Pada hakikatnya TNI adalah dari rakyat dan untuk melindungi rakyat.
FX Wibisono
Jl Kumudasmoro Utara, Semarang 50148
Perilaku Aparat 2
Membaca headline Kompas, 28 Desember 2021, menambah daftar kontradiksi kisah kehidupan kemanusiaan.
TNI/Polri yang seharusnya menjadi pelindung masyarakat justru jadi monster mengerikan. Oknum aparat menjadi perusak tatanan norma, mencabik keadilan, menistakan kemanusiaan.
Betapa tidak, ada anggota TNI menganiaya siswa SMP dan anggota Polri memerkosa anak dari keluarga yang sedang menghadapi kasus hukum.
TNI/Polri lahir dari masyarakat sekaligus anggota masyarakat, kenapa tidak punya rasa kemanusiaan terhadap ”rahim” yang melahirkan, tidak simpati terhadap komunitas tempat bersosialisasi?
Mungkin pola perekrutan perlu dievaluasi sebab jika proses rekrut awal bermasalah, bisa dipastikan perjalanan kedinasannya juga bermasalah.
Masyarakat yang seharusnya dilindungi malah akhirnya menjadi korban.
Perilaku TNI/Polri yang cenderung arogan mungkin dilandasi percaya diri berlebihan, merasa sebagai masyarakat kelas satu, sipil kelas dua.
Lihat contoh pola berlalu lintas di jalan raya, seakan jadi pemilik fasilitas publik, minta diistimewakan. Padahal, biaya operasional TNI/Polri dibiayai negara dari uang rakyat.

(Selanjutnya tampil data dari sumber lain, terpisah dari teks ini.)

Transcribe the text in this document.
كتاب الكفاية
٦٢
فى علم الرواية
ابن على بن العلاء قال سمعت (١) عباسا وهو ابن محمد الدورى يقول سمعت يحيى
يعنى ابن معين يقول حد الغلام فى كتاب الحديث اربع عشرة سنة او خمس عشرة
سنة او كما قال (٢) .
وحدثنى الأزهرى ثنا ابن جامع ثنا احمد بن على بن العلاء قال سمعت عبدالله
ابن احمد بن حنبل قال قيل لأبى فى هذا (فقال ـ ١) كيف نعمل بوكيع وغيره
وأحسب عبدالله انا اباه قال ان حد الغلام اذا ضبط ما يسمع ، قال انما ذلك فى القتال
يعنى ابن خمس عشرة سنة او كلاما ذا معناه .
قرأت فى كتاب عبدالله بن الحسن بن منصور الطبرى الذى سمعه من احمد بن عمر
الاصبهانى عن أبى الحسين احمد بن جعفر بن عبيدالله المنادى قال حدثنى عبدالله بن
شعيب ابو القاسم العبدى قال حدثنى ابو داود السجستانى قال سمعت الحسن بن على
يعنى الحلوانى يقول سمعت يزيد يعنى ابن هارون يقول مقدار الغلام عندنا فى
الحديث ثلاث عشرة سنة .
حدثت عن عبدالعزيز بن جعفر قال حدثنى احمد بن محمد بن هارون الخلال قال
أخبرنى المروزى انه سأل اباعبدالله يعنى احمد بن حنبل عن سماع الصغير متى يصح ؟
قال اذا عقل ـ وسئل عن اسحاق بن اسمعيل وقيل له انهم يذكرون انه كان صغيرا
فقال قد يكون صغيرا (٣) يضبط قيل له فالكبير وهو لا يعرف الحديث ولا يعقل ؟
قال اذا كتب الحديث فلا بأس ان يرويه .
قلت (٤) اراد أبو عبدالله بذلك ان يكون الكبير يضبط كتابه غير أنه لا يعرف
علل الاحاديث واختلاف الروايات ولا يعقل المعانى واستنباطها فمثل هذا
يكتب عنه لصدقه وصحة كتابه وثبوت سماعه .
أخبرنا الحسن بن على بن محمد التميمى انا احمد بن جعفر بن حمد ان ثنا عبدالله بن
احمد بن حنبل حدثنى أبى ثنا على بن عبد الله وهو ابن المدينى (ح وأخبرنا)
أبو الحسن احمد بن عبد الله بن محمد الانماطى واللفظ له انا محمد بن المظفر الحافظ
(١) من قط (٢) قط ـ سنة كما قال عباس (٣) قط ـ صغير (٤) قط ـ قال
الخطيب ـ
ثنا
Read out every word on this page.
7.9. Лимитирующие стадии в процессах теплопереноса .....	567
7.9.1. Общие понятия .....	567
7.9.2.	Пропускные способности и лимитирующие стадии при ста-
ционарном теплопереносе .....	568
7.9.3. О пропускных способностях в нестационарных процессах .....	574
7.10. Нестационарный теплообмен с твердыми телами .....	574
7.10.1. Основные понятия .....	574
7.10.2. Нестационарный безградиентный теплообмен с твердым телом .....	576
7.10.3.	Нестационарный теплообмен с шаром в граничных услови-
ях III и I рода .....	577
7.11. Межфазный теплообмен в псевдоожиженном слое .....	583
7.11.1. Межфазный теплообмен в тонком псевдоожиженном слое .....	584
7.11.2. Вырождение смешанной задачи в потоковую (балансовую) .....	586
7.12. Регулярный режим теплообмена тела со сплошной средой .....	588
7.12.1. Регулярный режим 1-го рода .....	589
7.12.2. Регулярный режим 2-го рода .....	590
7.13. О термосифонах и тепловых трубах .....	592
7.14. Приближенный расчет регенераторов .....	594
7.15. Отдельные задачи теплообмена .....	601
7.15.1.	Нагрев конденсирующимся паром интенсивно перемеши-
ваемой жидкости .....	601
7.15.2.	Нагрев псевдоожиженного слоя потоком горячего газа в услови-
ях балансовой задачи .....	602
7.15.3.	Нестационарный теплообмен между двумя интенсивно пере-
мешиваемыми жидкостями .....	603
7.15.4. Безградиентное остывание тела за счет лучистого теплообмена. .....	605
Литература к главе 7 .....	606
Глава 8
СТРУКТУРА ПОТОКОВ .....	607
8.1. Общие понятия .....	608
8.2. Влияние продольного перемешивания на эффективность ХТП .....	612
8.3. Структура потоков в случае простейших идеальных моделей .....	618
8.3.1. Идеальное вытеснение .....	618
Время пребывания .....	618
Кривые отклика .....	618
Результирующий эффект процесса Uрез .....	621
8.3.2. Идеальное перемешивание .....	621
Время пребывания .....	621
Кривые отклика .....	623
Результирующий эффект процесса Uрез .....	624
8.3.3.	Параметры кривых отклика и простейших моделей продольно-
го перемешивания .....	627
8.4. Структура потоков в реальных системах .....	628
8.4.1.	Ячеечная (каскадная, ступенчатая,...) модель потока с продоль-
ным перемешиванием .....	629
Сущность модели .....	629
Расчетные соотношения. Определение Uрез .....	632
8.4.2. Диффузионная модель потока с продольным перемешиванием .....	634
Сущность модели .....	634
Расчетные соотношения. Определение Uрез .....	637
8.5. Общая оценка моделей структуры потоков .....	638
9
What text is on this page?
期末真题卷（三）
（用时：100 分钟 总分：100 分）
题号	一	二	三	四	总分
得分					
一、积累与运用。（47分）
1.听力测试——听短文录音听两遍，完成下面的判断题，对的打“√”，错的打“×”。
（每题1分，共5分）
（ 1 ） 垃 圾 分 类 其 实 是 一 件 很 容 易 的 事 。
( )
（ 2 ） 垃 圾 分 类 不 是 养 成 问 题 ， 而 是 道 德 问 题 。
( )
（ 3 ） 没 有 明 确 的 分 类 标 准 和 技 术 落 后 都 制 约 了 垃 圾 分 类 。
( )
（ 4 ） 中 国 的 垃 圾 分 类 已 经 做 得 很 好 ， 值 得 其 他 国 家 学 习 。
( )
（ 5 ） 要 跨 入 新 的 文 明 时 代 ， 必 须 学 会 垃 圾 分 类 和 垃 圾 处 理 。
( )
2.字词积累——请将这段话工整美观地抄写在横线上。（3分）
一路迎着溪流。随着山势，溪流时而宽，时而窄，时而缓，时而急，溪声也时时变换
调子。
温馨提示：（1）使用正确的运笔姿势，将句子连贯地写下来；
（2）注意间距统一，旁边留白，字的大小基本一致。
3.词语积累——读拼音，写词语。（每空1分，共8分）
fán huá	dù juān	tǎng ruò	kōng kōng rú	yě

Sebagai orang beriman kita harus percaya terhadap hukum keseimbangan, semua perbuatan ada karmanya. Karma bisa terjadi kapan saja, di mana saja, menimpa diri sendiri atau anggota keluarga.
Setelah metode perekrutan diperbaiki, saat TNI/Polri aktif berdinas perlu mendapat pendidikan tambahan. Tidak hanya kewiraan, nasionalisme dan kebangsaan, tetapi juga pembinaan mental psikologis berkelanjutan. Dengan demikian, terbentuk pribadi TNI/Polri yang humanis.
TNI/Polri juga harus membuka diri terhadap masukan dari luar, bukan membungkam kritik saran. Inilah TNI/Polri ideal sesuai sumpah Sapta Marga Prajurit. Di antaranya setia kepada NKRI, dekat dan melindungi rakyat. Rakyat berinteraksi dengan TNI/Polri seharusnya merasa nyaman, bukan justru ketakutan.
Sebenarnya masih banyak TNI/Polri yang baik, sopan dan manusiawi, tetapi perilaku ”oknum” merusak citra korps dan menggerus kepercayaan masyarakat.
Jayalah TNI dan Polri.
Yes Sugimo
Jl Melati Raya, Melatiwangi, Cilengkrang Bandung 40616
Cita Rasa
Dalam artikel Kompas berjudul ”Kedaulatan RI” (Senin, 27/12/2021), Prof (Em) Dr Ariel Heryanto menulis: ”Kita menuntut dunia mengakui RI sudah merdeka sejak 1945. Namun, hingga kini pekik ’merdeka!’ masih sering menyertai pidato. Seakan-akan kita sendiri belum yakin bahwa RI sudah merdeka”.
Yang sering menyertai pidatonya dengan pekik ”merdeka” bahkan diteriakkan tiga kali ialah Prof Dr (HC) Hajah Megawati Soekarnoputri.
Ariel dan Mega sama-sama tidak salah. Masing-masing sesuai dengan seleranya.
Cita rasa tidak dapat diperdebatkan (Over smaak valt niet te twisten).